Assez pour que ça ne paraisse pas anodin. C'est le seul cas où un prix plus élevé rend la tâche plus facile au lieu de la compliquer : tout ce qu'il s'achèterait lui-même en passant devant se dissipe. À partir du montant où l'on réfléchit une seconde avant de commander, un objet est perçu comme une décision.
Sources et remarques
- Dimensions, matériaux, contenu de la livraison et utilisation des deux produits : indications produit Apres Allstars, état août 2026.
- Shotski : une place 25 cm, quatre modules exactement un mètre, pièce individuelle 30 × 8 × 1,5 cm (les fermetures se chevauchent), maximum recommandé huit modules.

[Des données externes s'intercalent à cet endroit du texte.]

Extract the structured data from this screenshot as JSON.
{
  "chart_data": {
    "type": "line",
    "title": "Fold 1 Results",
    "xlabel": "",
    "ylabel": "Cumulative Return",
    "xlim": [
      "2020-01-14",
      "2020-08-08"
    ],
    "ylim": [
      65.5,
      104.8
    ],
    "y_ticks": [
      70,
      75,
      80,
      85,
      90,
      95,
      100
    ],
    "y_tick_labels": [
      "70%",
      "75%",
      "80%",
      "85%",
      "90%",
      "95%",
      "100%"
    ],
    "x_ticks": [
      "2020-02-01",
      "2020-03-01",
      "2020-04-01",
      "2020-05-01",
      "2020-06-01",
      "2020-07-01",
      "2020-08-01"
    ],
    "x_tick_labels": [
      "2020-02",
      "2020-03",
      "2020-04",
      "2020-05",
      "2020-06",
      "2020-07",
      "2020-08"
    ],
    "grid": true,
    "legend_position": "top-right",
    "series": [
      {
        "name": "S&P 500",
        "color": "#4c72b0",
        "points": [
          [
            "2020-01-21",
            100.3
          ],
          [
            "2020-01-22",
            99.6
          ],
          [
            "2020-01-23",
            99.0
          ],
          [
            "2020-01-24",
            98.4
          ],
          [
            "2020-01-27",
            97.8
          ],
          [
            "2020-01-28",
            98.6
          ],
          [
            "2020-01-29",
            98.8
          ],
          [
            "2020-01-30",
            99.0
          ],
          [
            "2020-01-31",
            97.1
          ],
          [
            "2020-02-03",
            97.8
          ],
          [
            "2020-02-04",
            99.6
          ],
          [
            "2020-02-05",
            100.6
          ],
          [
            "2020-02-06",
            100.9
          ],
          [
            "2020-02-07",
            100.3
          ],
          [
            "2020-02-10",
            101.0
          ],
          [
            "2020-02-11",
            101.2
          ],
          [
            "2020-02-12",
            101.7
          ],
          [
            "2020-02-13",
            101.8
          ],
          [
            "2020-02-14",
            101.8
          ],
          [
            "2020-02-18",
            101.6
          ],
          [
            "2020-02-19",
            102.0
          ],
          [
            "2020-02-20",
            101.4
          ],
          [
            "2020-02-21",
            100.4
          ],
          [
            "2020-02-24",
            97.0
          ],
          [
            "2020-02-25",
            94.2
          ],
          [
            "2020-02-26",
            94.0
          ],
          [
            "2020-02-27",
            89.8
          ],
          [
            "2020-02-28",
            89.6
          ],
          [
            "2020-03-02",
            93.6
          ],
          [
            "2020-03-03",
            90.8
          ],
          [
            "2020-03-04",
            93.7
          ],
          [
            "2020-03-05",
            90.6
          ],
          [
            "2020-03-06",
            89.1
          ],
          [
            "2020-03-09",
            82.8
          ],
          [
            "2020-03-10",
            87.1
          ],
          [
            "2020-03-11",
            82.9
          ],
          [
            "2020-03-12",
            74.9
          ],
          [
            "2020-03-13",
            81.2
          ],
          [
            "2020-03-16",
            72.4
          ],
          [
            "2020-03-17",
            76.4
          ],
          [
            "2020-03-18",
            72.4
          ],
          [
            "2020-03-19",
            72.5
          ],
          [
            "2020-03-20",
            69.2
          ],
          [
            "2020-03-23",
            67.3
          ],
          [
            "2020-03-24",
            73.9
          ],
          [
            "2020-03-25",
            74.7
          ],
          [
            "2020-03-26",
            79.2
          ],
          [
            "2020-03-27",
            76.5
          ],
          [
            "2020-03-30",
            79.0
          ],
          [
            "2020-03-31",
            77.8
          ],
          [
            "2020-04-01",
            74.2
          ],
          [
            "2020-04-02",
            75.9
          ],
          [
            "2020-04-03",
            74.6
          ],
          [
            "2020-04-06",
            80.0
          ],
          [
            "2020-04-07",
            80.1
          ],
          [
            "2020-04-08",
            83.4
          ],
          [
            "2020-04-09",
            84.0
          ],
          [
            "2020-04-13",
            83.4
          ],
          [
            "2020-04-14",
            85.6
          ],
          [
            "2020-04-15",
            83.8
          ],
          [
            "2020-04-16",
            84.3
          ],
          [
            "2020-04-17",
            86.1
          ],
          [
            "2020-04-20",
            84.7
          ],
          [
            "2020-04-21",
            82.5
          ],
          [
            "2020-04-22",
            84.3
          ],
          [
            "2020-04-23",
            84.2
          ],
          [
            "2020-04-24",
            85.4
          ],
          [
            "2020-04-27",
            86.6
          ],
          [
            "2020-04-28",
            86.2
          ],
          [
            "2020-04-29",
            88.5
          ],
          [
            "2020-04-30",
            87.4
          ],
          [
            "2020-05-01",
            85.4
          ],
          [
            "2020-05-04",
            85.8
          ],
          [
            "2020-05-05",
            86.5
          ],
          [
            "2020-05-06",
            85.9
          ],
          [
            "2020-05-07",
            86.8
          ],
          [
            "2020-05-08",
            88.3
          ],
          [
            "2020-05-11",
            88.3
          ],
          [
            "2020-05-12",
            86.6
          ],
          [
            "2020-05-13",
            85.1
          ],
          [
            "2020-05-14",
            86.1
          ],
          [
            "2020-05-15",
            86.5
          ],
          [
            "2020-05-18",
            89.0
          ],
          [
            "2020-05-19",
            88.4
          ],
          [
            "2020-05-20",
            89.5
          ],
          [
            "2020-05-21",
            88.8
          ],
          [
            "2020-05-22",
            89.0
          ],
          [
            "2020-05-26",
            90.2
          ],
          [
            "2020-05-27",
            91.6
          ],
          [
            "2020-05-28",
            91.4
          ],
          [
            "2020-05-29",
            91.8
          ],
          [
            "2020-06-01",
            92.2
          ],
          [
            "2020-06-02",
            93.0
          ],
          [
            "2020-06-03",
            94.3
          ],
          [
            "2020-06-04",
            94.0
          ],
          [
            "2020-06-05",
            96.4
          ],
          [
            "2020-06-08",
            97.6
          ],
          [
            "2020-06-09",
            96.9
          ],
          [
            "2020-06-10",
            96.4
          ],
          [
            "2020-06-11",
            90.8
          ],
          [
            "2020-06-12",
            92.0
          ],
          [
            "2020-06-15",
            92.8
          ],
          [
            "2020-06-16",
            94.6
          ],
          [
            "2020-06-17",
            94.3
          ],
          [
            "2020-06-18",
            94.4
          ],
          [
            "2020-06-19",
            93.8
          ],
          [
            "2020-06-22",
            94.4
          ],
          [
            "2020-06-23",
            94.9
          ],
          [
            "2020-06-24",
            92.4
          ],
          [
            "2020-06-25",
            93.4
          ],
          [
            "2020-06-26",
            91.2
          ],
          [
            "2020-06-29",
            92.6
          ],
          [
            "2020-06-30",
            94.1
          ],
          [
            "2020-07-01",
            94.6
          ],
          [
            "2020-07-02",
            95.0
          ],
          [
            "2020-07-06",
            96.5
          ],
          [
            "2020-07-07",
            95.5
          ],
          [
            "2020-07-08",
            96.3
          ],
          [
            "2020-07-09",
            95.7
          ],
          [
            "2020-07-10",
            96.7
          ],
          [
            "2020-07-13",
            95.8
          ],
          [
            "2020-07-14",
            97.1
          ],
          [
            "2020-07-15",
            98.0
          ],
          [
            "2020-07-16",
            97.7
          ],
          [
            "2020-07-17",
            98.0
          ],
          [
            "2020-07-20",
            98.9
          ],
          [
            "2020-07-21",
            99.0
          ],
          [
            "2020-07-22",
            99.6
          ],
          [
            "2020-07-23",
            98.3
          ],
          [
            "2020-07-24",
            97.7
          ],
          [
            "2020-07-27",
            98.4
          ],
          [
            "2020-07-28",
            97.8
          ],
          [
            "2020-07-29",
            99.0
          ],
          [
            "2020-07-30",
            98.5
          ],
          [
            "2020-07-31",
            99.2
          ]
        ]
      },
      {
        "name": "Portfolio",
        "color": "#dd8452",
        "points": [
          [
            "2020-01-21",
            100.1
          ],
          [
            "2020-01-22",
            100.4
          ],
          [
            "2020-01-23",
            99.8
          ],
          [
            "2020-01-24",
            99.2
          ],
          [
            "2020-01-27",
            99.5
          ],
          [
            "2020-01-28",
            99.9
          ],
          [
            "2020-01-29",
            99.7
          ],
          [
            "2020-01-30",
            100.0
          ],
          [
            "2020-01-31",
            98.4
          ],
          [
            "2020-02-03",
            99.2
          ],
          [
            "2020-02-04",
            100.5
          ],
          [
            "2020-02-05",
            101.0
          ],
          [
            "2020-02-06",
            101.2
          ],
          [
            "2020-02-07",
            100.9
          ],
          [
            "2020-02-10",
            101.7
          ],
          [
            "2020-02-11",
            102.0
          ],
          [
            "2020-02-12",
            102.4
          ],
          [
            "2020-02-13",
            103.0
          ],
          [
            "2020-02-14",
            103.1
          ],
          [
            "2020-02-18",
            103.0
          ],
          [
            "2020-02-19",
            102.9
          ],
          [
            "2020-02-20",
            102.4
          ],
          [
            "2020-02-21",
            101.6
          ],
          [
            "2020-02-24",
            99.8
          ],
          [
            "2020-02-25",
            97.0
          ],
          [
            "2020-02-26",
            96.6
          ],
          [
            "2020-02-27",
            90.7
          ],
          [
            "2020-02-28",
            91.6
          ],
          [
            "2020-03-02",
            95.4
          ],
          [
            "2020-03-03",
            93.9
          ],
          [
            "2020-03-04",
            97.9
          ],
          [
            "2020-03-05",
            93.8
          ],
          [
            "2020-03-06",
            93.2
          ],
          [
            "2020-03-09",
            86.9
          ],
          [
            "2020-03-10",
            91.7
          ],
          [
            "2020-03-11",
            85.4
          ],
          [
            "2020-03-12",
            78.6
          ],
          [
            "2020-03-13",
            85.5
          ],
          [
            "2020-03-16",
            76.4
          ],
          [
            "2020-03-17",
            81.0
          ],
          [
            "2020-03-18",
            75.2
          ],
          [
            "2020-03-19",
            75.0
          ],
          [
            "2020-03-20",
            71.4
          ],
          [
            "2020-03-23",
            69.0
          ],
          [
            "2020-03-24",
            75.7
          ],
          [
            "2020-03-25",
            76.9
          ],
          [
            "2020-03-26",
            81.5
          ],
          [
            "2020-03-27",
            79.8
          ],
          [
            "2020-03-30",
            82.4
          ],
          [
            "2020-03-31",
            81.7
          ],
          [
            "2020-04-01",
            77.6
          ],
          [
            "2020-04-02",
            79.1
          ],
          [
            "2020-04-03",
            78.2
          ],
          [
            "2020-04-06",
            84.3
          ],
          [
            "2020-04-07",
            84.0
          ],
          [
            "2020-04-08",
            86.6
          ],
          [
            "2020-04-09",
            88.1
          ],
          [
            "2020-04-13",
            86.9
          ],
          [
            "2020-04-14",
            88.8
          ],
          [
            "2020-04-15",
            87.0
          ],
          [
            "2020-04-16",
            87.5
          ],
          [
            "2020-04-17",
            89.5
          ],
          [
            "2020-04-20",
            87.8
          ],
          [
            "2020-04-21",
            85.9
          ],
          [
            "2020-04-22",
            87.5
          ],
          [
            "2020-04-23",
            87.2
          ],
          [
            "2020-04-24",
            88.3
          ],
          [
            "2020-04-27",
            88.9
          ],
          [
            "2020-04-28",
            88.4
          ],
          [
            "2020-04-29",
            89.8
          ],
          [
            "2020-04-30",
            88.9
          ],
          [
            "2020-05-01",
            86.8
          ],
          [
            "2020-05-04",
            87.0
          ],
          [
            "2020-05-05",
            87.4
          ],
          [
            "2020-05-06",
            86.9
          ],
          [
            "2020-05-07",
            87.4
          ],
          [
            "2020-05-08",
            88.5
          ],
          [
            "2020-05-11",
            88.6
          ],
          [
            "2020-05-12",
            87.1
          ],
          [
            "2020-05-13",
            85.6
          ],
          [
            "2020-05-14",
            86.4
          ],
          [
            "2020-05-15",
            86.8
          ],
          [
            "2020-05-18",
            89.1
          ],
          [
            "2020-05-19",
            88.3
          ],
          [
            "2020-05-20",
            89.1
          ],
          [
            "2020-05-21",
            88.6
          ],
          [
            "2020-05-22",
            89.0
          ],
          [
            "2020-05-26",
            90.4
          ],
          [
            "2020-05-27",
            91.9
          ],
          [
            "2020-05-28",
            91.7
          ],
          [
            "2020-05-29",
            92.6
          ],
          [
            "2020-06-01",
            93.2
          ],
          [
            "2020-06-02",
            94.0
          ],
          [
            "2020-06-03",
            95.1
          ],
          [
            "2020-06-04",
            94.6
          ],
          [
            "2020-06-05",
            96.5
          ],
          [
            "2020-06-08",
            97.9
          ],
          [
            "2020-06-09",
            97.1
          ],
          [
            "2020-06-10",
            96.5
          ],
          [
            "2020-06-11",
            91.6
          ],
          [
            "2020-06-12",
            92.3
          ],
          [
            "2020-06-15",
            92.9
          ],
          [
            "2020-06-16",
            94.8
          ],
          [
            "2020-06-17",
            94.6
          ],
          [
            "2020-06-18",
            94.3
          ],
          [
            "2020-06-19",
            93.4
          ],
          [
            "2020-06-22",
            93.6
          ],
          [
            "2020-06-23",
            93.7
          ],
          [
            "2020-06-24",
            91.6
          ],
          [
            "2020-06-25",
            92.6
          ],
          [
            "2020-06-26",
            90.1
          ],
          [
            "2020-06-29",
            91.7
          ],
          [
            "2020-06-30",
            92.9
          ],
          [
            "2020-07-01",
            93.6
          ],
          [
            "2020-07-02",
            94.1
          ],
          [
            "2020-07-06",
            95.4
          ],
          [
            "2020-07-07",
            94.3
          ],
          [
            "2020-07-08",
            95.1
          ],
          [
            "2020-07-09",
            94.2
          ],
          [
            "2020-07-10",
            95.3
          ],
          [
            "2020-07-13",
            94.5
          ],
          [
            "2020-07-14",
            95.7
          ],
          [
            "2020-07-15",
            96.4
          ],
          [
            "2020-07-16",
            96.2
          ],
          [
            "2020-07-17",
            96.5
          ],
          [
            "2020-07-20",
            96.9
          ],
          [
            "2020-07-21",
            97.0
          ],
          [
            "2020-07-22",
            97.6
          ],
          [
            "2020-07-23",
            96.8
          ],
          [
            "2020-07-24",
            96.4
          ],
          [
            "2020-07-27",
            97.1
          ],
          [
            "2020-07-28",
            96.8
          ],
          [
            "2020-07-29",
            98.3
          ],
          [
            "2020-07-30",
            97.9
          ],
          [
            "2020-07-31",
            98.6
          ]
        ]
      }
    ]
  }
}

- Luge à alcool : environ huit heures de congélation selon le congélateur, double slalom de glace sur deux becs de service, le bloc de glace tient une bonne demi-heure, le moule en silicone s'utilise aussi comme moule à gâteau. Les verres ne sont pas fournis.
- Fabrication : forme de verre qui nous est propre en Autriche, fixations en POM résistant à la casse du Chiemgau, montage à la main dans les ateliers Pidinger de la Lebenshilfe Berchtesgadener Land à Piding (Haute-Bavière).
- Non-utilisation des bons cadeaux : enquêtes d'INNOFACT et de Statista ainsi qu'estimations de la Chambre de commerce de Vienne.
- Tous les prix sont les prix TTC de notre boutique, état août 2026.